NASA to launch GOLD mission to study Earth's boundary with space
Washington: NASA is set to launch on Thursday Global-scale Observations of the Limb and Disk, or GOLD, mission to to study the dynamic region where space and Earth's uppermost atmosphere meet. It is the first NASA science mission to fly an instrument as a commercially hosted payload, the US space agency said on Wednesday.
The mission will fly aboard SES-14, a commercial communications satellite. Space is not completely empty. It is teeming with fast-moving charged particles and electric and magnetic fields that guide their motion. At the boundary between Earth's atmosphere and space, the charged particles -- called the ionosphere -- co-exist with the upper reaches of the neutral atmosphere, called the thermosphere.
The two commingle and influence one another constantly.
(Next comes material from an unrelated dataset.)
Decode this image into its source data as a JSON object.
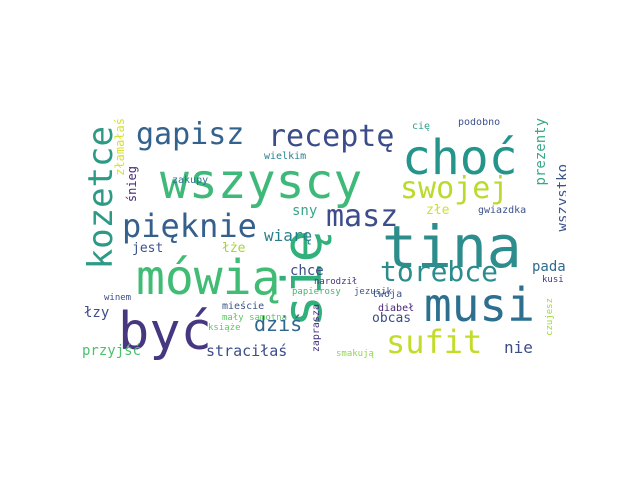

This interplay -- and the role terrestrial weather, space weather and Earth's own magnetic field each have in it -- is the focus of GOLD's mission.
"The upper atmosphere is far more variable than previously imagined, but we don't understand the interactions between all the factors involved," said Richard Eastes, GOLD principal investigator at the Laboratory for Atmospheric and Space Physics at the University of Colorado Boulder.
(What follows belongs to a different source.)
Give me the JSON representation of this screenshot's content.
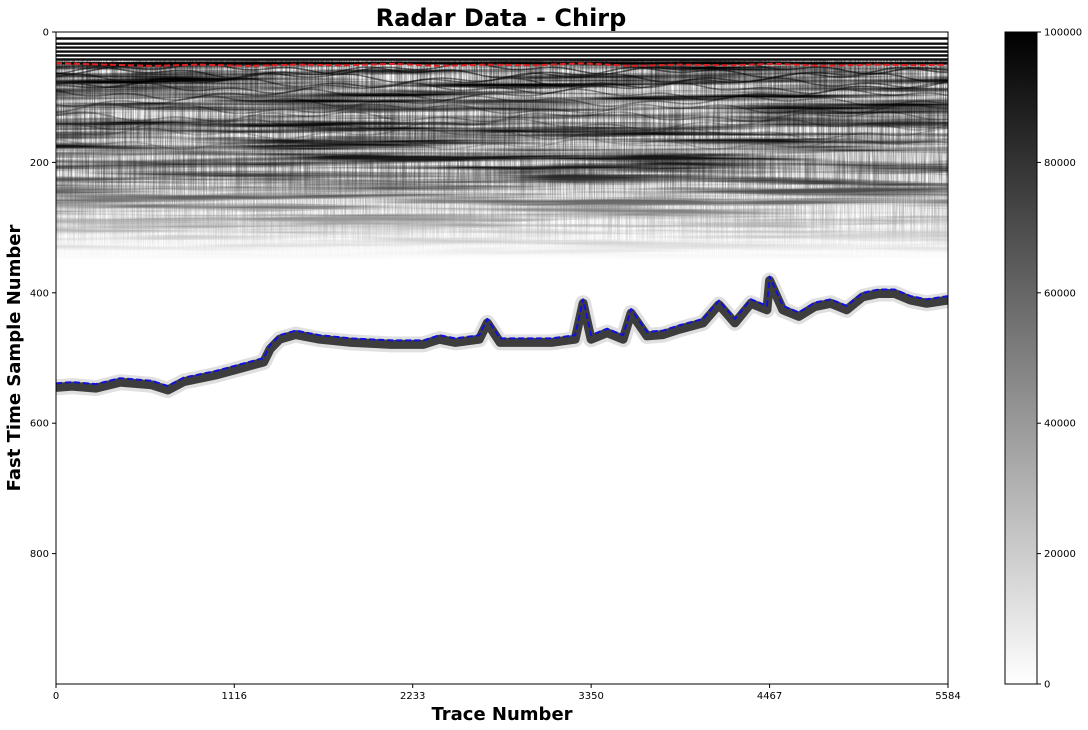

"That's where GOLD comes in: For the first time, the mission gives us the big picture of how different drivers meet and influence each other," Eastes added. Arianespace, a commercial aerospace company, will be launching GOLD's host commercial communications satellite, SES-14, for SES from Kourou, French Guiana. The launch coverage by NASA television will start at 5 pm EST (3.30 am Friday, India time).